In Desputeaux v. Éditions Chouette (1987) inc., the Supreme Court at para. 47 expressly distinguished between two (2) types of statutory arbitration: those to which parties could renounce, such as the Act respecting the professional status of artists in the visual arts, arts and crafts and literature, and their contracts with promoters, CQLR c S-32.01 and those to which the parties were not able to renounce, such as labour arbitration. In its reasons, the Court referred also to Dell Computer Corp. v. Union des consommateurs, [2007] 2 SCR 801, 2007 SCC 34 and doctrinal authority, namely Frédéric Bachand, “Assujetissement d’un tribunal arbitral conventionnel au pouvoir de surveillance et de contrôle de la Cour supérieure et contrôle judiciaire d’ordonnances de procédures rendues par les arbitres”, (2001) 35 R.J.T. 465).

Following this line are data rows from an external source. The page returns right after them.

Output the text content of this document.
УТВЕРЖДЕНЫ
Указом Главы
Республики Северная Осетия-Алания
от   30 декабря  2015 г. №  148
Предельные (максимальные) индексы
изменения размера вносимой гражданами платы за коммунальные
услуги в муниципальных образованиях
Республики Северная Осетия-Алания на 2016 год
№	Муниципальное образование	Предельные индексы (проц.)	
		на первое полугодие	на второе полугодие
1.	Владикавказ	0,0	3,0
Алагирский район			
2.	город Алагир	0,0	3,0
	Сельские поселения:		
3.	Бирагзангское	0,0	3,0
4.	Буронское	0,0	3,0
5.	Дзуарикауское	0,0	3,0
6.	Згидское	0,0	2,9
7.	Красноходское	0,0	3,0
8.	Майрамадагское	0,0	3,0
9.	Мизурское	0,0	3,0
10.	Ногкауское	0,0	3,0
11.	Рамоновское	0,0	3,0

Casgrain J. wrote that, even if one disagreed with the reasoning in Conseil d’arbitrage des comptes des avocats du Barreau du Québec v. Marquis, that reasoning was the law and he was bound to apply it. (Note: Plaintiff had been involved in one (1) of the awards considered by the Court of Appeal in Conseil d’arbitrage des comptes des avocats du Barreau du Québec v. Marquis, and, as luck would have it, Casgrain J. was the applications judge of that same award.)

(b) Annulment – Casgrain J. also dismissed Plaintiff’s application for annulment based on paras (4) and (5) of article 646 C.C.P.  Plaintiff alleged that he had been prevented from making his proof or otherwise presenting his case.  In particular, Plaintiff alleged that he was prevented from adducing all his evidence, that he could not freely cross-examine the witnesses called by Defendants and that members of the Council were biased.

Casgrain J. disagreed.  Plaintiff had asked for two (2) hours to present his evidence and had been granted that amount.  The Council had offered him to present all the elements of evidence he wanted to present.  The minutes of hearing and the transcript demonstrated that Plaintiff could have cross-examined Defendants’ witnesses.  The Council’s behaviour disclosed not bias during the hearing.  Casgrain J. held that all those elements appeared from the record.

Plaintiff also challenged the awards on the basis that the Council had exceeded its jurisdiction by granting beyond the claims made when it ordered reimbursement of sums paid.  Casgrain J. disagreed. Article 30 of the Regulation allows Council to uphold or reduce the account in dispute and may also, if appropriate, determine the reimbursement to which a party may be entitled.

urbitral note – Though Casgrain J. deals with Québec legislation and relies on a prior Québec Court of Appeal decision, the structure of Court of Appeal reasoning is persuasive, lending itself to common law jurisdictions in which arbitration is also imposed on parties subject to limited but available renunciations. 

The Court of Appeal reasoning in Conseil d’arbitrage des comptes des avocats du Barreau du Québec v. Marquis draws on earlier Supreme Court of Canada cases based on disputes rising through the Québec courts.  Notwithstanding their sources in civil law, those Supreme Court decisions and the reasoning have offered and continue to offer guidance for commercial arbitration in common law jurisdictions.

In Conseil d’arbitrage des comptes des avocats du Barreau du Québec v. Marquis, the opportunity to renounce was asymmetrical but not enough to disqualify the arbitration from being consensual. The reasoning and the result may still differ in other courts which might require that both parties be given equal or like opportunities to renounce.